The men who passed him looked at him with mingled amusement and pity. They knew the “prison look,” and they knew the prison clothes. For though the State gives to its discharged convicts clothes which are like those of other men, it makes a hundred suits from the same sort of cloth. The police know the fabric, and even the citizens recognize it. But, then, were each man dressed in different garb he could not be disguised. Every one knows in what dull school that sidelong glance is learned, that aimless drooping of the shoulders, that rhythmic lifting of the heavy foot.
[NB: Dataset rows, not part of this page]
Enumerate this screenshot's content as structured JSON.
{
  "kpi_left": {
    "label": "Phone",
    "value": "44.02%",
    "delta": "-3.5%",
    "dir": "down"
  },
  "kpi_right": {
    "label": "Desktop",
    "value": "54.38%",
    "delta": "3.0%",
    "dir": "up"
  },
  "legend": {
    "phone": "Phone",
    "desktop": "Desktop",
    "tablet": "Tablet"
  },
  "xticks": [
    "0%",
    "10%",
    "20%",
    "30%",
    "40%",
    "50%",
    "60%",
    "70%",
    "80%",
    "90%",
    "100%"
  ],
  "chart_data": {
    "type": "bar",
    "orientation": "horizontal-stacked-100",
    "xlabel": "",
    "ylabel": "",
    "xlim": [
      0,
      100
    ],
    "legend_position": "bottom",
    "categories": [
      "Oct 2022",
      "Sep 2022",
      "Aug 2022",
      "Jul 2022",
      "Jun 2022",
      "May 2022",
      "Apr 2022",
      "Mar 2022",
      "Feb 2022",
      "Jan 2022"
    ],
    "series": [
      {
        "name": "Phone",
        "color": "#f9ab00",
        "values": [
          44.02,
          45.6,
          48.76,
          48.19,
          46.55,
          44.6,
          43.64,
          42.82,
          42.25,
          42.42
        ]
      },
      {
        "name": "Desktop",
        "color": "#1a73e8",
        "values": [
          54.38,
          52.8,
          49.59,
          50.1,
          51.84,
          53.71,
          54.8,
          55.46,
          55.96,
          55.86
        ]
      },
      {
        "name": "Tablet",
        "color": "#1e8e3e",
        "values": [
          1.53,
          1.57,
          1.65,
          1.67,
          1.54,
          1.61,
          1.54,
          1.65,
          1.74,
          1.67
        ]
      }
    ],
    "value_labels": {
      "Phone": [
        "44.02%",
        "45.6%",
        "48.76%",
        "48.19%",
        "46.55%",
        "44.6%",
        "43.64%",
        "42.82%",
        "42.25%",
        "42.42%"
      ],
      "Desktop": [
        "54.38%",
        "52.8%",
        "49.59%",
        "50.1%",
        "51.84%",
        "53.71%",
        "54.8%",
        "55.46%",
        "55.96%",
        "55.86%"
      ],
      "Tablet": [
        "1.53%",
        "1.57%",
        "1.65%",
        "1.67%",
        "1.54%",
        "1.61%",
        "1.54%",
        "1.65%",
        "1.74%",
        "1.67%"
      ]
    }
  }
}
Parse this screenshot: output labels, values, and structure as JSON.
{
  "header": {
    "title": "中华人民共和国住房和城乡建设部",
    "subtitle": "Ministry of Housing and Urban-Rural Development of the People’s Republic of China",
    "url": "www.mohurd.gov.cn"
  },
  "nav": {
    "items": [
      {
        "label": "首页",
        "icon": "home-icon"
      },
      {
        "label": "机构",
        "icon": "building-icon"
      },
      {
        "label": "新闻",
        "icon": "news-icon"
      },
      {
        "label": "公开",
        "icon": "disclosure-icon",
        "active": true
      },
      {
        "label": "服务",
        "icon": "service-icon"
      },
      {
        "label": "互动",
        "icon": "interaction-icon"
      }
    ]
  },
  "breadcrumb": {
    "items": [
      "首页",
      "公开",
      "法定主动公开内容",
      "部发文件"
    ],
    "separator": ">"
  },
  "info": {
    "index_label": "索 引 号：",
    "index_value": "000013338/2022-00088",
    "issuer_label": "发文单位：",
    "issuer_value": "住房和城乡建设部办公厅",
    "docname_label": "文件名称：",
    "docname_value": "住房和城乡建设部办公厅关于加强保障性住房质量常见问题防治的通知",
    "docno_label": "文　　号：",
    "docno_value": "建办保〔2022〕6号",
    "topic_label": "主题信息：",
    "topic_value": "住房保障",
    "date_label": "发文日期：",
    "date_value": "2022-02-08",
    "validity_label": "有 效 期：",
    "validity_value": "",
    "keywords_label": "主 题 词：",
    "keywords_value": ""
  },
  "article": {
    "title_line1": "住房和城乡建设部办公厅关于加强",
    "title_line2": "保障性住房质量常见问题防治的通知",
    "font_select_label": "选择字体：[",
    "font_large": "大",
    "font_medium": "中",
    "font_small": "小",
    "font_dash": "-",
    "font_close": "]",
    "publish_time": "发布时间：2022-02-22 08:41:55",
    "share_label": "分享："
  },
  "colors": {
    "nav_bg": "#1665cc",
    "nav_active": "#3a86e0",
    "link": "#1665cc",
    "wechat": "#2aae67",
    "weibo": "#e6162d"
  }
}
David Culross wondered if his will were dead. He put it to the test. He lifted up his head to a position which it had not held for many miserable years. He put his hands in his pockets in a pitiful attempt at nonchalance, and walked down the street with a step which was meant to be brisk, but which was in fact only uncertain. In his pocket were ten dollars. This much the State equips a man with when it sends him out of its penal halls. It gives him also transportation to any point within reasonable distance that he may desire to reach. Culross had requested a ticket to Chicago. He naturally said Chicago. In the long colorless days it had been in Chicago that all those endlessly repeated scenes had been laid. Walking up the street now with that wavering ineffectual gait, these scenes came back to surge in his brain like waters ceaselessly tossed in a wind-swept basin.

There was the office, bare and clean, where the young stoop-shouldered clerks sat writing. In their faces was a strange resemblance, just as there was in the backs of the ledgers, and in the endless bills on the spindles. If one of them laughed, it was not with gayety, but with gratification at the discomfiture of another. None of them ate well. None of them were rested after sleep. All of them rode on the stuffy one-horse cars to and from their work. Sundays they lay in bed very late, and ate more dinner than they could digest. There was a certain fellowship among them,–such fellowship as a band of captives among cannibals might feel, each of them waiting with vital curiosity to see who was the next to be eaten. But of that fellowship that plans in unison, suffers in sympathy, enjoys vicariously, strengthens into friendship and communion of soul they knew nothing. Indeed, such camaraderie would have been disapproved of by the Head Clerk. He would have looked on an emotion with exactly the same displeasure that he would on an error in the footing of the year’s accounts. It was tacitly understood that one reached the proud position of Head Clerk by having no emotions whatever.